The Most Important Step – This step is probably the most important of all. ITX can provide you with what we believe would be typical criteria for a successful project and you can modify that. For each system success criterion, there must be a priority or a weight assigned.

Set Priorities – Everything can’t be priority one. Let’s just say you start with ten key success criteria. Try to resolve each of these ten items – IT, business, and corporate – to your satisfaction, and rank them with a priority of one to ten. We always suggest that IT be ranked last, but they seem to gravitate to first. However, products usually precipitate these PAS searches. So, the focus should be on the business side – where the most important issues are.

Limit the Scope – The document you can download from ITX will have a list of about 20 items – issues we think are most common in every project. You can then pick the top ten or add your own unique ones.
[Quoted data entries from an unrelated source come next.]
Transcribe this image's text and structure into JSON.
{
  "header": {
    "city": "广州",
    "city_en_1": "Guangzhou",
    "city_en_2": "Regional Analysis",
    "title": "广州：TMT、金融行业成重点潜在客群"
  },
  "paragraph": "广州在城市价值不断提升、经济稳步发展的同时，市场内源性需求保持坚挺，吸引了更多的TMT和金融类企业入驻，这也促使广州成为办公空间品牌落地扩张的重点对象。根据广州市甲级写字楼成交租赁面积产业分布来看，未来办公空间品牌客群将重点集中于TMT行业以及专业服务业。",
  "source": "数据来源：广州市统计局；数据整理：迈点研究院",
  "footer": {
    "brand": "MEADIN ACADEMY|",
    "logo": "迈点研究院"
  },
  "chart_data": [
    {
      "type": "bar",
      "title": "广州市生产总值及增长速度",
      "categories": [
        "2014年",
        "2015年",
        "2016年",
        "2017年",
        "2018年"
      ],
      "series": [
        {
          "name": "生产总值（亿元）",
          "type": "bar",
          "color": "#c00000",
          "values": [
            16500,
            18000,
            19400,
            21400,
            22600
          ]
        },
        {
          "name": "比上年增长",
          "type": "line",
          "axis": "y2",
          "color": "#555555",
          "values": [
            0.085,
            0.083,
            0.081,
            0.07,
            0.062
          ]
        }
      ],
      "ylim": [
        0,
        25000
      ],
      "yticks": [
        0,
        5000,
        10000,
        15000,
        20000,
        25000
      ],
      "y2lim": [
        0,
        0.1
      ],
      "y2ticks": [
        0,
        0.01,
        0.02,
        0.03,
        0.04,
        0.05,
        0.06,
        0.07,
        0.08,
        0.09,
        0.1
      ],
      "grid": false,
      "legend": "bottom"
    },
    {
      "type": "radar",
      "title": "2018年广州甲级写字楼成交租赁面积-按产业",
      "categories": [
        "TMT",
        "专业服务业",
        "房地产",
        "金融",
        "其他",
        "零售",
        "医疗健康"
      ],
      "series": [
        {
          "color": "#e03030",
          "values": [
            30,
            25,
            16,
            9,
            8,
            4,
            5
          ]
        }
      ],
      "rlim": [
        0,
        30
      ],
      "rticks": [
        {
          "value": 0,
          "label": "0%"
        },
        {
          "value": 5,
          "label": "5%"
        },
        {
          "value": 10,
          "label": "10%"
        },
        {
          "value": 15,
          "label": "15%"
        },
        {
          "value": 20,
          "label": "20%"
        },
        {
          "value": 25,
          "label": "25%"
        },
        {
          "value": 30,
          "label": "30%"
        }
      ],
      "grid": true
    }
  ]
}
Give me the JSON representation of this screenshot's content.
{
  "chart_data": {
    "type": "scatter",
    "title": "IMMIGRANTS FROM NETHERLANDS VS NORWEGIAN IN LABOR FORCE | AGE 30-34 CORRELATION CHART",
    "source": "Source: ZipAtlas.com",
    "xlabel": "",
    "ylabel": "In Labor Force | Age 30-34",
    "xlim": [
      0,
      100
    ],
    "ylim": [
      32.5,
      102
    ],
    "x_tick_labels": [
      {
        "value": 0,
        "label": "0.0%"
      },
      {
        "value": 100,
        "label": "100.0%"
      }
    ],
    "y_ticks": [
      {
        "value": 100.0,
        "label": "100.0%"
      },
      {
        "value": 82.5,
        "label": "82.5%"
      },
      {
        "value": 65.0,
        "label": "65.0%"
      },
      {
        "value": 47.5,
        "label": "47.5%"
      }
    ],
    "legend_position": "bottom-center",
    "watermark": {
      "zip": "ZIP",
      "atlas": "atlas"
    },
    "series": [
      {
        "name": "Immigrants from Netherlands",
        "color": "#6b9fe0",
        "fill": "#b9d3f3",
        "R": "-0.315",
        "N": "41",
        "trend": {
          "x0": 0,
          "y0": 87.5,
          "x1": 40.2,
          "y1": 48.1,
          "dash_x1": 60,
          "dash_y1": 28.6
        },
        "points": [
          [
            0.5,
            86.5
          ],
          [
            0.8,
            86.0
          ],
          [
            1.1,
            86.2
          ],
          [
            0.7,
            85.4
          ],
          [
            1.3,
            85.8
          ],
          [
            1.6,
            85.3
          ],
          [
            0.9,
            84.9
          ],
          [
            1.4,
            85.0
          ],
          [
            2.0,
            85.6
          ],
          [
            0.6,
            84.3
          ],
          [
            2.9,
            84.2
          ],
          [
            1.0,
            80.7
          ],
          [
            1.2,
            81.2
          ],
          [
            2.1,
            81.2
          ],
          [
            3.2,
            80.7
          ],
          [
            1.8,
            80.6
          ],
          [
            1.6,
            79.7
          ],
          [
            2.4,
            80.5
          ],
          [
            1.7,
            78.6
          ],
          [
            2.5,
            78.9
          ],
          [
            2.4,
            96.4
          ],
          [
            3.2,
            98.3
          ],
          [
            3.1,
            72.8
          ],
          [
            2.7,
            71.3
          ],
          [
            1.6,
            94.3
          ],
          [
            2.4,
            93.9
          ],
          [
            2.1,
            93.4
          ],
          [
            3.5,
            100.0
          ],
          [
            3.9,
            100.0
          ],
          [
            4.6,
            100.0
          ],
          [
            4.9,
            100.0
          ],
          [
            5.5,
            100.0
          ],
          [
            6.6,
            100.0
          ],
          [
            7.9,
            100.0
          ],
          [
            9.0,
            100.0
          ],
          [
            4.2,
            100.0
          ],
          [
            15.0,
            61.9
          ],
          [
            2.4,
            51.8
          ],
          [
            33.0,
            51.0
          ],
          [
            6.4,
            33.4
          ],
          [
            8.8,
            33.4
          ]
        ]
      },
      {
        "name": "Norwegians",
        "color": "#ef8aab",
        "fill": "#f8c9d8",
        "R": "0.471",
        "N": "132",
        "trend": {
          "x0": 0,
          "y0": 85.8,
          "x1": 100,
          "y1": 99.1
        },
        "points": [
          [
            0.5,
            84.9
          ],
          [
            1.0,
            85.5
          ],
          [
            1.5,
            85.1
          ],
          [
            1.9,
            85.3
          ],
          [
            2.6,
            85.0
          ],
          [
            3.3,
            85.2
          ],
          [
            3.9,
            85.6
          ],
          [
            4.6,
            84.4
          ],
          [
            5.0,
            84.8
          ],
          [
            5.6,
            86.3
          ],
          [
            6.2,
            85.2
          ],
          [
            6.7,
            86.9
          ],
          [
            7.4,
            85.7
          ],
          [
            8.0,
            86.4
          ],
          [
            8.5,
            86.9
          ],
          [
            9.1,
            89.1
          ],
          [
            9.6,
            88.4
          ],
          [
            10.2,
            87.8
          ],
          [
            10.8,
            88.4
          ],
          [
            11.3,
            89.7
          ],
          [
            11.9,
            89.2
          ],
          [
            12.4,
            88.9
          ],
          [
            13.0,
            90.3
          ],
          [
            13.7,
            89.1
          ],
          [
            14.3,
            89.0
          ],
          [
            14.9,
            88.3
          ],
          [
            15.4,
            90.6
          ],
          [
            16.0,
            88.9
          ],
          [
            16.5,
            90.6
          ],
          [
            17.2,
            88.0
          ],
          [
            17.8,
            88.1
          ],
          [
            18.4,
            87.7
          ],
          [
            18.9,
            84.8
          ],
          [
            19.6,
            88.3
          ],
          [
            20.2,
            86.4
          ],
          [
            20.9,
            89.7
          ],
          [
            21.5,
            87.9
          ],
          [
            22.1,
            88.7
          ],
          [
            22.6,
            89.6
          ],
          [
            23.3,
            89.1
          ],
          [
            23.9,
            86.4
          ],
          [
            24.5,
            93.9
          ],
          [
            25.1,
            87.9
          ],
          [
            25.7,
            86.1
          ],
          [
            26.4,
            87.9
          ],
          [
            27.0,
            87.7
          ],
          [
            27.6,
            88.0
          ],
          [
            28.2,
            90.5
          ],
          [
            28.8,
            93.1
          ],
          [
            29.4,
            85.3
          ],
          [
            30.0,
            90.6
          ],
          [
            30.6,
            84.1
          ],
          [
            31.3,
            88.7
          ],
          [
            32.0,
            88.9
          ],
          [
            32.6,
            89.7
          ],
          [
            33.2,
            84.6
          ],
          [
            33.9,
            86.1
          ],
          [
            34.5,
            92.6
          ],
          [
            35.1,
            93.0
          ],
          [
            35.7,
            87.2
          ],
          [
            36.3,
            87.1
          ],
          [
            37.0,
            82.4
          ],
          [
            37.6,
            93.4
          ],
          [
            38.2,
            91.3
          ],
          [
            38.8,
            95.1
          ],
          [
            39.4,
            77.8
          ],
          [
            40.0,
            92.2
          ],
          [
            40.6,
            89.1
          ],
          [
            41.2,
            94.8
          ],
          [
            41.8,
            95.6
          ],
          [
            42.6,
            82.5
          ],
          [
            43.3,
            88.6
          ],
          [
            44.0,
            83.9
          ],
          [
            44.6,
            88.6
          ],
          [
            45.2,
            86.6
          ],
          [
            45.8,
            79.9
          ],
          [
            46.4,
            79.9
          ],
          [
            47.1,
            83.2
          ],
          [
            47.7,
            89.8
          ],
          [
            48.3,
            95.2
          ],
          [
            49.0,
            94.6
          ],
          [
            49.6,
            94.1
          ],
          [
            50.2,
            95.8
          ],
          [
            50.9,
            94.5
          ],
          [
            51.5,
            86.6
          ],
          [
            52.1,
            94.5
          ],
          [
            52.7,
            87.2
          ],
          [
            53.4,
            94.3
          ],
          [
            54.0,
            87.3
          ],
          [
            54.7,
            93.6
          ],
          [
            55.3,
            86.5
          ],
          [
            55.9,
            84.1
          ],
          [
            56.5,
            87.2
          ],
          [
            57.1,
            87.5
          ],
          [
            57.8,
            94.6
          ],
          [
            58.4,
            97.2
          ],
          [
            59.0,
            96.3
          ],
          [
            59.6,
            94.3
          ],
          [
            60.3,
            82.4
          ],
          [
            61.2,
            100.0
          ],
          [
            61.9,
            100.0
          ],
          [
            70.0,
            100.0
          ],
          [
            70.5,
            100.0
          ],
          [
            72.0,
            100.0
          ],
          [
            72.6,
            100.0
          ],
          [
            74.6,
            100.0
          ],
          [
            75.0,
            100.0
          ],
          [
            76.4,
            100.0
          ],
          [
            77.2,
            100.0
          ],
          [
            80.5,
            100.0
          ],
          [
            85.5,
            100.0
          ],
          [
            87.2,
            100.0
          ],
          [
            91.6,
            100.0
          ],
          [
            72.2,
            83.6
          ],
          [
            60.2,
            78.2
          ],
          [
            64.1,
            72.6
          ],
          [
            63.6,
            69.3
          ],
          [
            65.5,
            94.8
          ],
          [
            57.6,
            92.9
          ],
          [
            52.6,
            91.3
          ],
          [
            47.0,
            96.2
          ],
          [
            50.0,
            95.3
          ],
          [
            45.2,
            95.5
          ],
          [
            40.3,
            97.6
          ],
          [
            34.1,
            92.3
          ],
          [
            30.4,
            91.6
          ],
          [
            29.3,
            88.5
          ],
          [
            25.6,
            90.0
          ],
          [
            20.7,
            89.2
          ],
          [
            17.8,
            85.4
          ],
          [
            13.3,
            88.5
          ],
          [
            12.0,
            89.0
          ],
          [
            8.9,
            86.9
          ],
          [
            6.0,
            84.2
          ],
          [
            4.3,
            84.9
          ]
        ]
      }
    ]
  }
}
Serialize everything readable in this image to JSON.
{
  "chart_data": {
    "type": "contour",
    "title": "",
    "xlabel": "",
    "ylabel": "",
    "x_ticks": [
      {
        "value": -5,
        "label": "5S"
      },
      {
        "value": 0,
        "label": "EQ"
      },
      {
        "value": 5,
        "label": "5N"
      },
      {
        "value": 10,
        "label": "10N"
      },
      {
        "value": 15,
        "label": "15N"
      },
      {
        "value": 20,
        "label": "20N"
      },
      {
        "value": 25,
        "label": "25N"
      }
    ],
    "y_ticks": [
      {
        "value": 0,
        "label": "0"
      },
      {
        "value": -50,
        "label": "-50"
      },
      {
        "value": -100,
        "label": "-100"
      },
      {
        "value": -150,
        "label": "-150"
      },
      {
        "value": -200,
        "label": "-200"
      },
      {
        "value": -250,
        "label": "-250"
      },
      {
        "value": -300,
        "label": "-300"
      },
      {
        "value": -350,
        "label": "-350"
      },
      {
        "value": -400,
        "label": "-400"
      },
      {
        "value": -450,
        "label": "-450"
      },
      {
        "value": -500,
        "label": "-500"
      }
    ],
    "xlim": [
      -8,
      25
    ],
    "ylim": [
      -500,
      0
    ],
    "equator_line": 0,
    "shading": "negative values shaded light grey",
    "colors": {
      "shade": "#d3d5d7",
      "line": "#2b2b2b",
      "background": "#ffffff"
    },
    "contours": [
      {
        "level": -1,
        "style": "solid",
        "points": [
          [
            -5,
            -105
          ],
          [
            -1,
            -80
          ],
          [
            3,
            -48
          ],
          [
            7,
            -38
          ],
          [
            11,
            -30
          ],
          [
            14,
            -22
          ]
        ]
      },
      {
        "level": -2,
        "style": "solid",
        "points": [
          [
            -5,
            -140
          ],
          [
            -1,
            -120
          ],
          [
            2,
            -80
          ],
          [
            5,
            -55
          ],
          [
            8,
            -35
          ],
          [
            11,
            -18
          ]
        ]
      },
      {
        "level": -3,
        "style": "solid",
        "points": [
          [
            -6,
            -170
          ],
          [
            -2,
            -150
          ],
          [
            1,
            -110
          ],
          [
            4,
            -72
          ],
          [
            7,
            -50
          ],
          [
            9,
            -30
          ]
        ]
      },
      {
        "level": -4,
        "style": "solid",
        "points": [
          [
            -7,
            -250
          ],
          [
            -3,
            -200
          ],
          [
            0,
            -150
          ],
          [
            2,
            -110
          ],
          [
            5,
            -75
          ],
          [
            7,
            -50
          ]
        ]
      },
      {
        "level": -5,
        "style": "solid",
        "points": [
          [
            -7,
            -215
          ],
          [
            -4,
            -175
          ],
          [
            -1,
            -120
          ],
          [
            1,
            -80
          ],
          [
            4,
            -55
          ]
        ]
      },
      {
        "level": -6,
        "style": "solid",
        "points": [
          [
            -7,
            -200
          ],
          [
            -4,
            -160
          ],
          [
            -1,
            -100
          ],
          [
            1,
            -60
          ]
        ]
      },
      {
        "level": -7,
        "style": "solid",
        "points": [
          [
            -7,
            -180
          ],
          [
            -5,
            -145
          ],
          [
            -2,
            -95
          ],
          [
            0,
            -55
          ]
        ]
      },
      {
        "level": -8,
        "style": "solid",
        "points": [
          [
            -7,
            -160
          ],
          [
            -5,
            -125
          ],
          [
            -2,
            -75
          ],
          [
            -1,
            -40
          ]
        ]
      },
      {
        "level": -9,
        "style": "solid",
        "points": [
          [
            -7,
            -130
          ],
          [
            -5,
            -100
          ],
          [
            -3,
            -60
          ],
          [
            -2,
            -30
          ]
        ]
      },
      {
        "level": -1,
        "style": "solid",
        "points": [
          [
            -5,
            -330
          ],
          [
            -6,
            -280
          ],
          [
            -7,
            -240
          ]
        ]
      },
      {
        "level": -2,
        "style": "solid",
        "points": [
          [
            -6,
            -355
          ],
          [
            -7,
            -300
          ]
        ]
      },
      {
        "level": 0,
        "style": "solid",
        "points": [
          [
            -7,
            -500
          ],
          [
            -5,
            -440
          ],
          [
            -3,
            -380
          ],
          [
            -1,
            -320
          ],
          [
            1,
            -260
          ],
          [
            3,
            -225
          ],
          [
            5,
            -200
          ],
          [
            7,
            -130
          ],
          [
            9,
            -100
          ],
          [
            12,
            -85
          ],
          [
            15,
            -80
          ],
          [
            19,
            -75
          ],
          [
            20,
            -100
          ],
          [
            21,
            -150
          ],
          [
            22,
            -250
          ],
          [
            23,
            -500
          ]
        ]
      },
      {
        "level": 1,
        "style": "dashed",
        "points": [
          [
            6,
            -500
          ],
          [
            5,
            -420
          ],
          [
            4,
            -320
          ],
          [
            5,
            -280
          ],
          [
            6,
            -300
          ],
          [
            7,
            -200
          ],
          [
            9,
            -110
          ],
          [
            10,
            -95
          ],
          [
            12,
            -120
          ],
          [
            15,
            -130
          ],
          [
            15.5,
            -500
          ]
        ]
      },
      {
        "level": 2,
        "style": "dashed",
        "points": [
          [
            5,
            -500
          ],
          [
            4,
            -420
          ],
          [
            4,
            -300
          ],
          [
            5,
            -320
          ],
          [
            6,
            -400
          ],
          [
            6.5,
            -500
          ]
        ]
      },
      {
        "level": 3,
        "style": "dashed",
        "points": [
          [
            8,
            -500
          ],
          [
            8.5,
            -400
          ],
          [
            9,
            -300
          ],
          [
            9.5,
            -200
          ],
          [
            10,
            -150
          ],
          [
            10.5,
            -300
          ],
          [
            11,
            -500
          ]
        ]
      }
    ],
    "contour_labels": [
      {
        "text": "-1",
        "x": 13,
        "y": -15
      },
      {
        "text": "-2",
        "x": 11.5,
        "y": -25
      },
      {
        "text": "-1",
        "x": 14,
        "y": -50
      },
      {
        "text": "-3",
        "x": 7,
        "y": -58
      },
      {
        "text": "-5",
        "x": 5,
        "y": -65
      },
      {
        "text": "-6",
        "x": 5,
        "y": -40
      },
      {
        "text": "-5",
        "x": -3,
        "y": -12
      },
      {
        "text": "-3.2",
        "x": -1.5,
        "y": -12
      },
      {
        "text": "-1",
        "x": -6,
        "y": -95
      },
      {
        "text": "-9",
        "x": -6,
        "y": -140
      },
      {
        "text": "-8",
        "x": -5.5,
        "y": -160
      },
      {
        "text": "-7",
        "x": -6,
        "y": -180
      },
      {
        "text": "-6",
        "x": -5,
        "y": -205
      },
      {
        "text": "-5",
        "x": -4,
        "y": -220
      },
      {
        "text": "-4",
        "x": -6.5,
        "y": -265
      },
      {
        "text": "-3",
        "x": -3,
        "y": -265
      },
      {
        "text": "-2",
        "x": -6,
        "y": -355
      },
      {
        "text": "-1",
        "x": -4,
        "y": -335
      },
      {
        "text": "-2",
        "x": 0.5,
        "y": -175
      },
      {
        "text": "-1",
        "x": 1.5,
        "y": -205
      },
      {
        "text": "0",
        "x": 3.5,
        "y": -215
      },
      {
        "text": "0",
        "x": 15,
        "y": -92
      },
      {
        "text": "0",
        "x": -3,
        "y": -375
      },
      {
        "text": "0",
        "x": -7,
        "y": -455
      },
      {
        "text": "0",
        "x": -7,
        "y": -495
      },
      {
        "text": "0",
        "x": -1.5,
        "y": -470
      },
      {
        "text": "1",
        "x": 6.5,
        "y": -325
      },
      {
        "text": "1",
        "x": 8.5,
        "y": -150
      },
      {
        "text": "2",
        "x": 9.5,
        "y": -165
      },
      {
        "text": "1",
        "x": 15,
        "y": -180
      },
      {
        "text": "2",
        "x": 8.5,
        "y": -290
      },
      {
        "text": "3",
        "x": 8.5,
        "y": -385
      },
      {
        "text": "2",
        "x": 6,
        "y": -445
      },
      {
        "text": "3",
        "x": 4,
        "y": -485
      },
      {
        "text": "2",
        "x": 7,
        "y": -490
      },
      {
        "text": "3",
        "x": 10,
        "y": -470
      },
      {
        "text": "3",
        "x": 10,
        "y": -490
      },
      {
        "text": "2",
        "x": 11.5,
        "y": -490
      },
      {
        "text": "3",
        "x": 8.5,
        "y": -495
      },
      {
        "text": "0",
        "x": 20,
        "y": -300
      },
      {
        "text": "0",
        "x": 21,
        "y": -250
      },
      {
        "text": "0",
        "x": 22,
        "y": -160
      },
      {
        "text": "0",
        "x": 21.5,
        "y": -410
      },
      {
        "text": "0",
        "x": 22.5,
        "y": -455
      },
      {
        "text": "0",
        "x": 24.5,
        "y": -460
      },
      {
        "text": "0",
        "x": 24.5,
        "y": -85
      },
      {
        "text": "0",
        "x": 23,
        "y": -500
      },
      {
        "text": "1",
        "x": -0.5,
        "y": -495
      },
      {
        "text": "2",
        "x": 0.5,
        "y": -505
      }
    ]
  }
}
You may even have subcategories, which could easily grow to 100 items, but it is important to identify and focus on only the top ten.

Keep the list of goals short, just the important items, because what tends to happen in these projects is, you may start a project in a straight line from A to Z, but end up going all over the place. That’s generally because of politics, philosophical views, or just the team. Some members of the team are stronger than others and they get their way. So, try to make this as objective as possible. Subjectiveness can lead to your project’s downfall.

Hold the Line – It is very important to nail down and solidify agreement on system success criteria and freeze it for the project’s duration. Because, as you get into the vendor world, and start looking at the various vendors, you don’t want to change your mind as to what’s now more important. You may see something that a vendor demonstrates, and no other vendor has, and you want that. Some team members have a tendency to do that – they all have their own agenda and they know what’s more important to them for POS or new business or claims, Etc.

It’s important to decide goals and priorities before you start looking at vendors. The systems success criteria should be exactly the same at the end of the project as it is in the beginning.